Der See hat viele Namen: Shkodrasee nennen ihn die Albaner, auf deren Territorium etwas weniger als die Hälfte des Sees liegt. Скадарско језеро (Skadarsko Jezero) heißt er auf Serbisch und Montenegrinisch. Und dann kennt man ihn noch unter dem italienischen Namen Lago di Scutari. Er ist der größte See der Balkaninsel. Und im übrigen sechs mal so groß wie unsere Schweriner Pfütze. Besonders tief allerdings nicht. Irgendetwas zwischen fünf und neun Metern. Скадарско језеро ist ein Paradies. Das Nordufer sumpfig und gar nicht besiedelt. Das Südufer spärlich. Nur wenige, sehr kleine Orte säumen unseren Wegesrand. Keine Industrie, die hässliche Abwässer in den See entlässt und dessen Bewohner vergiftet, kein Massentourismus. Der bis zu 1600 Meter hohe Riegel des Rumijamassivs trennt den See von der Adria und erst auf der anderen Seite beginnt der Wahnsinn des Badetourismus.

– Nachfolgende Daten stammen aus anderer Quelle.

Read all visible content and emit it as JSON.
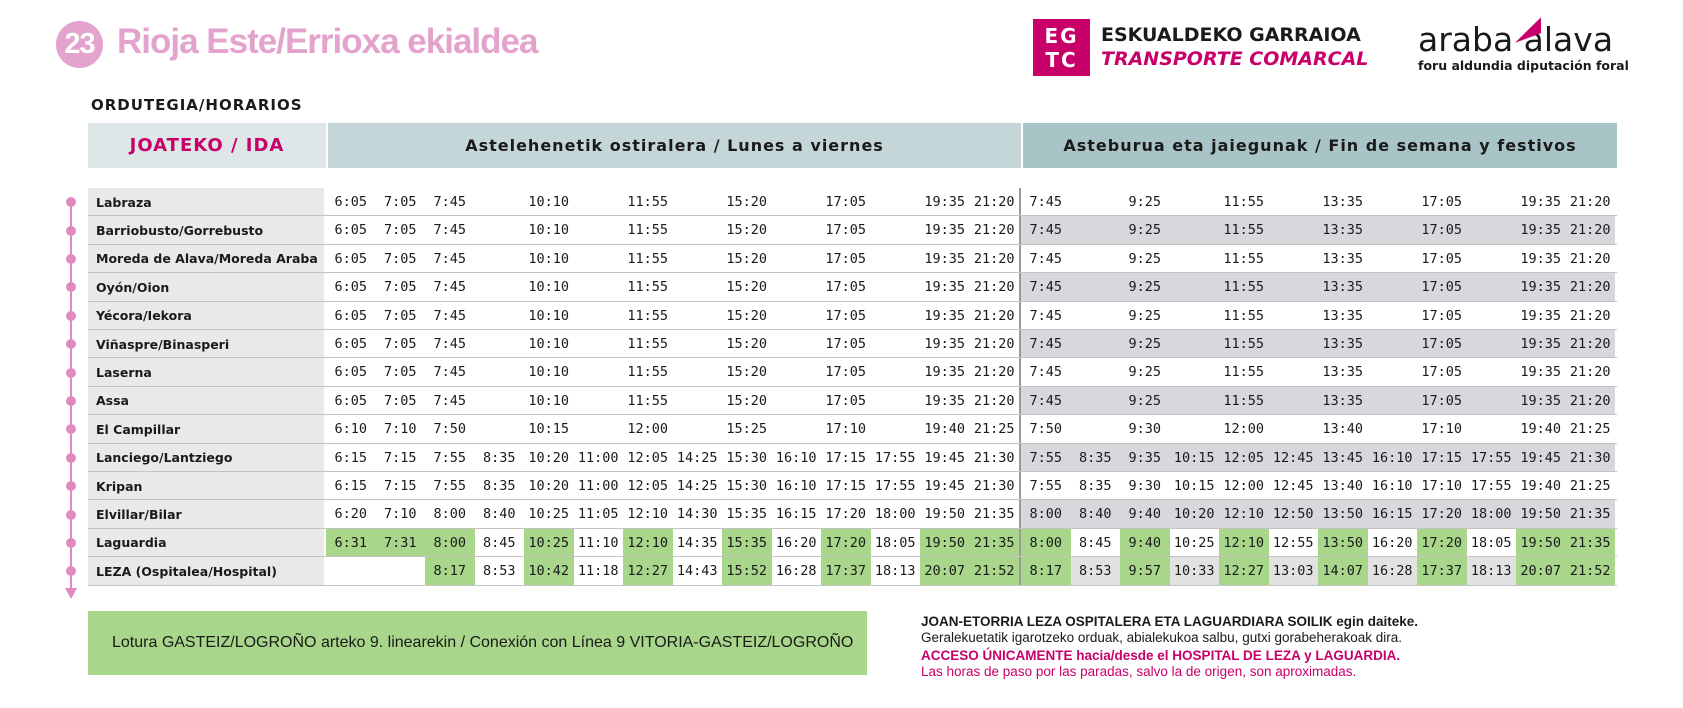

Er ist die Heimat von rund 280 Vogelarten, historischen Städten, sakraler mittelalterlicher Architektur und jahrhundertealten Weinbergen.

Gegen Mittag taumeln wir in Virpazar ein. Dem größten und vielleicht touristischsten Ort am Ufer dieser Seeseite. Schlimm ist das alles nicht. Eher irgendwie urig. Ein Wort, das uns sicher auch in Hinsicht auf Albanien in der Zukunft öfter auf der Zunge liegt. Wir werden es erforschen.